El ministro Federico Sturzenegger le dijo al Financial Times que, en las próximas tres décadas, 2 millones de personas podrían radicarse en la Patagonia y otros 2 millones en el norte del país, de la mano del boom energético y minero. Un cambio histórico que revertiría décadas de concentración en el AMBA.

Después de décadas en las que la Argentina concentró población, empleo e industria alrededor del AMBA, el Gobierno de Javier Milei proyecta exactamente lo contrario: un país que empieza a descentralizarse gracias al desarrollo energético y minero. El ministro de Desregulación y Transformación del Estado, Federico Sturzenegger, se lo planteó sin vueltas al Financial Times: en las próximas tres décadas, unos 4 millones de personas podrían dejar el Área Metropolitana de Buenos Aires para radicarse en el interior del país.
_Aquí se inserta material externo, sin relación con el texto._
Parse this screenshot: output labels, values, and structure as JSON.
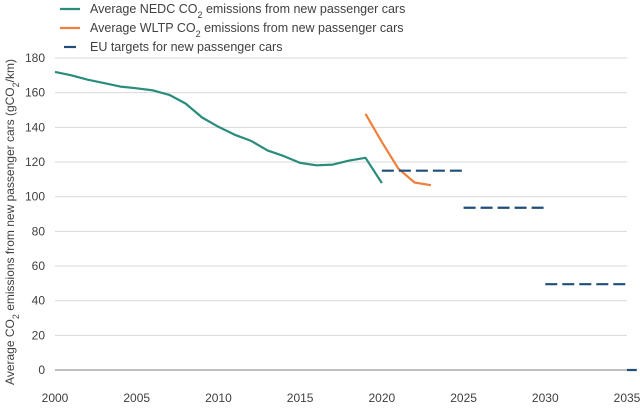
{
  "chart_data": {
    "type": "line",
    "ylabel": {
      "pre": "Average CO",
      "sub": "2",
      "mid": " emissions from new passenger cars (gCO",
      "sub2": "2",
      "post": "/km)"
    },
    "xlim": [
      2000,
      2035
    ],
    "ylim": [
      0,
      180
    ],
    "x_ticks": [
      2000,
      2005,
      2010,
      2015,
      2020,
      2025,
      2030,
      2035
    ],
    "y_ticks": [
      0,
      20,
      40,
      60,
      80,
      100,
      120,
      140,
      160,
      180
    ],
    "grid": "horizontal",
    "legend_position": "top-left",
    "series": [
      {
        "name": {
          "pre": "Average NEDC CO",
          "sub": "2",
          "post": " emissions from new passenger cars"
        },
        "style": "solid",
        "color": "#2a8c7c",
        "points": [
          [
            2000,
            172
          ],
          [
            2001,
            170
          ],
          [
            2002,
            167.5
          ],
          [
            2003,
            165.5
          ],
          [
            2004,
            163.5
          ],
          [
            2005,
            162.5
          ],
          [
            2006,
            161.3
          ],
          [
            2007,
            158.7
          ],
          [
            2008,
            153.7
          ],
          [
            2009,
            145.7
          ],
          [
            2010,
            140.3
          ],
          [
            2011,
            135.7
          ],
          [
            2012,
            132.2
          ],
          [
            2013,
            126.7
          ],
          [
            2014,
            123.4
          ],
          [
            2015,
            119.5
          ],
          [
            2016,
            118.1
          ],
          [
            2017,
            118.5
          ],
          [
            2018,
            120.8
          ],
          [
            2019,
            122.4
          ],
          [
            2020,
            107.8
          ]
        ]
      },
      {
        "name": {
          "pre": "Average WLTP CO",
          "sub": "2",
          "post": " emissions from new passenger cars"
        },
        "style": "solid",
        "color": "#f07f3c",
        "points": [
          [
            2019,
            147.8
          ],
          [
            2020,
            131.5
          ],
          [
            2021,
            116.3
          ],
          [
            2022,
            108.2
          ],
          [
            2023,
            106.6
          ]
        ]
      },
      {
        "name": {
          "pre": "EU targets for new passenger cars",
          "sub": "",
          "post": ""
        },
        "style": "dashed",
        "color": "#1f4e79",
        "segments": [
          {
            "x": [
              2020,
              2025
            ],
            "y": 115
          },
          {
            "x": [
              2025,
              2030
            ],
            "y": 93.6
          },
          {
            "x": [
              2030,
              2035
            ],
            "y": 49.5
          },
          {
            "x": [
              2035,
              2035.6
            ],
            "y": 0
          }
        ]
      }
    ]
  }
}
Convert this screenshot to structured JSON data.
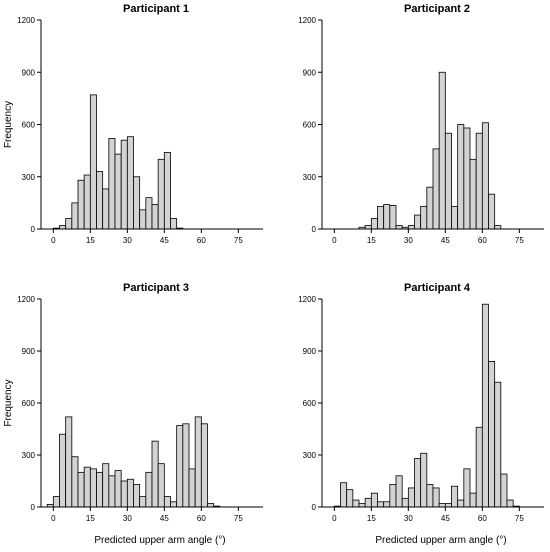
{
  "chart_data": [
    {
      "type": "bar",
      "title": "Participant 1",
      "ylabel": "Frequency",
      "xlabel": "",
      "bin_width": 2.5,
      "bin_starts": [
        0,
        2.5,
        5,
        7.5,
        10,
        12.5,
        15,
        17.5,
        20,
        22.5,
        25,
        27.5,
        30,
        32.5,
        35,
        37.5,
        40,
        42.5,
        45,
        47.5,
        50
      ],
      "values": [
        5,
        20,
        60,
        150,
        280,
        310,
        770,
        330,
        230,
        520,
        430,
        510,
        530,
        300,
        110,
        180,
        140,
        400,
        440,
        60,
        5
      ],
      "xlim": [
        -5,
        85
      ],
      "ylim": [
        0,
        1200
      ],
      "xticks": [
        0,
        15,
        30,
        45,
        60,
        75
      ],
      "yticks": [
        0,
        300,
        600,
        900,
        1200
      ]
    },
    {
      "type": "bar",
      "title": "Participant 2",
      "ylabel": "",
      "xlabel": "",
      "bin_width": 2.5,
      "bin_starts": [
        10,
        12.5,
        15,
        17.5,
        20,
        22.5,
        25,
        27.5,
        30,
        32.5,
        35,
        37.5,
        40,
        42.5,
        45,
        47.5,
        50,
        52.5,
        55,
        57.5,
        60,
        62.5,
        65
      ],
      "values": [
        10,
        20,
        60,
        130,
        140,
        135,
        20,
        10,
        20,
        80,
        130,
        240,
        460,
        900,
        550,
        130,
        600,
        580,
        400,
        550,
        610,
        200,
        20
      ],
      "xlim": [
        -5,
        85
      ],
      "ylim": [
        0,
        1200
      ],
      "xticks": [
        0,
        15,
        30,
        45,
        60,
        75
      ],
      "yticks": [
        0,
        300,
        600,
        900,
        1200
      ]
    },
    {
      "type": "bar",
      "title": "Participant 3",
      "ylabel": "Frequency",
      "xlabel": "Predicted upper arm angle (°)",
      "bin_width": 2.5,
      "bin_starts": [
        -2.5,
        0,
        2.5,
        5,
        7.5,
        10,
        12.5,
        15,
        17.5,
        20,
        22.5,
        25,
        27.5,
        30,
        32.5,
        35,
        37.5,
        40,
        42.5,
        45,
        47.5,
        50,
        52.5,
        55,
        57.5,
        60,
        62.5,
        65
      ],
      "values": [
        15,
        60,
        420,
        520,
        290,
        200,
        230,
        220,
        200,
        250,
        180,
        210,
        150,
        160,
        130,
        60,
        200,
        380,
        250,
        60,
        30,
        470,
        480,
        220,
        520,
        480,
        20,
        5
      ],
      "xlim": [
        -5,
        85
      ],
      "ylim": [
        0,
        1200
      ],
      "xticks": [
        0,
        15,
        30,
        45,
        60,
        75
      ],
      "yticks": [
        0,
        300,
        600,
        900,
        1200
      ]
    },
    {
      "type": "bar",
      "title": "Participant 4",
      "ylabel": "",
      "xlabel": "Predicted upper arm angle (°)",
      "bin_width": 2.5,
      "bin_starts": [
        0,
        2.5,
        5,
        7.5,
        10,
        12.5,
        15,
        17.5,
        20,
        22.5,
        25,
        27.5,
        30,
        32.5,
        35,
        37.5,
        40,
        42.5,
        45,
        47.5,
        50,
        52.5,
        55,
        57.5,
        60,
        62.5,
        65,
        67.5,
        70,
        72.5
      ],
      "values": [
        5,
        140,
        100,
        40,
        20,
        50,
        80,
        30,
        30,
        130,
        180,
        50,
        110,
        280,
        310,
        130,
        110,
        20,
        20,
        120,
        40,
        220,
        80,
        460,
        1170,
        840,
        720,
        190,
        40,
        5
      ],
      "xlim": [
        -5,
        85
      ],
      "ylim": [
        0,
        1200
      ],
      "xticks": [
        0,
        15,
        30,
        45,
        60,
        75
      ],
      "yticks": [
        0,
        300,
        600,
        900,
        1200
      ]
    }
  ]
}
El detalle de la proyección es contundente: 2 millones de personas podrían trasladarse hacia la Patagonia, siguiendo la expansión de la producción de petróleo y gas de Vaca Muerta, y otros 2 millones hacia las provincias del norte, donde crecen los proyectos de cobre, litio y plata. Una redistribución poblacional que, de cumplirse, sería una de las transformaciones demográficas más profundas de la historia argentina reciente.

La estimación no salió de la nada: forma parte de un extenso reportaje del influyente diario británico, titulado «Milei’s great free trade experiment», dedicado a analizar el plan de apertura económica, reducción del Estado e impulso exportador del Gobierno libertario. Que un medio de ese calibre dedique semejante cobertura al programa económico argentino ya es, en sí mismo, una demostración de que el mundo está mirando lo que pasa acá.

El corazón de la apuesta es Vaca Muerta, donde la cartera de nuevos proyectos energéticos supera los USD 100.000 millones, según los propios datos citados por el Financial Times. En paralelo, el norte argentino se perfila como el otro gran polo de crecimiento, con inversiones mineras que podrían generar un fenómeno similar al que hoy se vive en la Patagonia.

Sturzenegger fue por más y proyectó el impacto en el frente externo: sobre la base de las inversiones ya en marcha, la Argentina podría triplicar sus exportaciones en apenas cinco o seis años. Energía, minería y agro como los tres motores permanentes de generación de divisas, dejando atrás la histórica dependencia argentina de shocks externos y endeudamiento para conseguir dólares.

El desarrollo, además, no se limitaría a la actividad extractiva pura: el propio esquema oficial contempla el arrastre hacia cadenas productivas asociadas, como la petroquímica, los fertilizantes, la infraestructura y los servicios vinculados a los nuevos proyectos. Es decir, no solo se mudarían los trabajadores del pozo petrolero, sino todo el ecosistema económico que se arma alrededor.

Si la proyección de Sturzenegger se confirma, la Argentina que hoy conocemos —concentrada, centralizada, con todo mirando hacia el puerto de Buenos Aires— podría convertirse en un país mucho más federal en los hechos, con la Patagonia y el norte como los nuevos polos de desarrollo. El plan económico, mirado a treinta años, no solo busca ordenar las cuentas: busca reescribir el mapa productivo del país.